Am I misunderstanding something, or is this article unnecessarily complicating (or inversely, oversimplifying) things? Read the first item, put it in its new place (modulo addition in indexes.) Put the item that was originally there in it’s new place. Repeat. Cache locality is poor, but it works. You can fix the cache locality in O(|n – m|) space, which is maybe the oversimplifying part. Do we care about cash locality in this article? We must, if we’re starting with reverse as a building block.
It’s not obvious how to break the permutation into cycles and make sure you visit each cycle exactly once. (I noted in the Bonus Chatter that libcxx and libstdc++ both do this extra work.)
Am I missing something or can you do it in two
std::rotates?Rotate the block from B1 to D3 so that D1 is now at the start:
Rotate the block from B1 to C2 so that C1 is now at the start:
Job done?
I don’t think you’re missing anything. I think I’m the one who missed something.
if we disregard the ‘no additional space’ constraint and allow a constant small amount of space (1 byte/word/etc), you simply loop through swapping 1 byte/word/etc at a time.

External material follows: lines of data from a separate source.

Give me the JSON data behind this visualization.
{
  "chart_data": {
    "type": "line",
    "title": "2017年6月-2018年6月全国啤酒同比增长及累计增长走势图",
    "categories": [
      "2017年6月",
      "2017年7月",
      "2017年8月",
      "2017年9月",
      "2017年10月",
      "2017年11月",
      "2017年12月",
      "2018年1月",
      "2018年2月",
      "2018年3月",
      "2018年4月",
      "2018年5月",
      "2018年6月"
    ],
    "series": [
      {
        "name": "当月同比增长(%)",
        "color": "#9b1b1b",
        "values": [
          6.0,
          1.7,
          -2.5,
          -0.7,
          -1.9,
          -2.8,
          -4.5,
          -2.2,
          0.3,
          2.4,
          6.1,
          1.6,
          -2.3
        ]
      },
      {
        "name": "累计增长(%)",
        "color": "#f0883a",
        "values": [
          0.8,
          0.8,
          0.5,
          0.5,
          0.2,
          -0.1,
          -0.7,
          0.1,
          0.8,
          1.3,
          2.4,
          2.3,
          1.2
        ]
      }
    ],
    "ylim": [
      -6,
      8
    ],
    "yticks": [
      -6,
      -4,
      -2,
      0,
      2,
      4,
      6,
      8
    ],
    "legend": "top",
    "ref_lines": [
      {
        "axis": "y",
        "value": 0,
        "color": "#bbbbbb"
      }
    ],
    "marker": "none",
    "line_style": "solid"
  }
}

In that way, this problem setup seems very contrived.
The two blocks may be different in size.
Not sure what you mean by “loop through swapping 1 byte/word/etc at a time.” The hard part is deciding which elements to swap. Do you start by swapping B1 and D1? That puts D1 in the right spot, but B1 is in the wrong place. (It needs to go where D2 is.)
Maybe I’m spoiling tomorrow post, but my first thought was this:
* If len(B) == len(D), directly swap the B’s and D’s, and you’re done
* If len(B) < len(D), swap the B’s with the first len(B) of the D’s, and then reiterate on C and the remaining D’s
* If len(B) > len(D), swap the D’s with the first len(D) of the B’s, and then reiterate on C and the remaining B’s
This runs like the Euclidean GCD algorithm, in terms of how it reduces the lengths of each subarray at each step.
Bonus bonus chatter: If the disjoint swap is using random-access iterators and the two intervals are of the same length, the algorithm should just do swaps between the corresponding elements, so that the complexity doesn’t grow with how far the two intervals are away from each other. Reductions to rotate/reverse won’t be as efficient.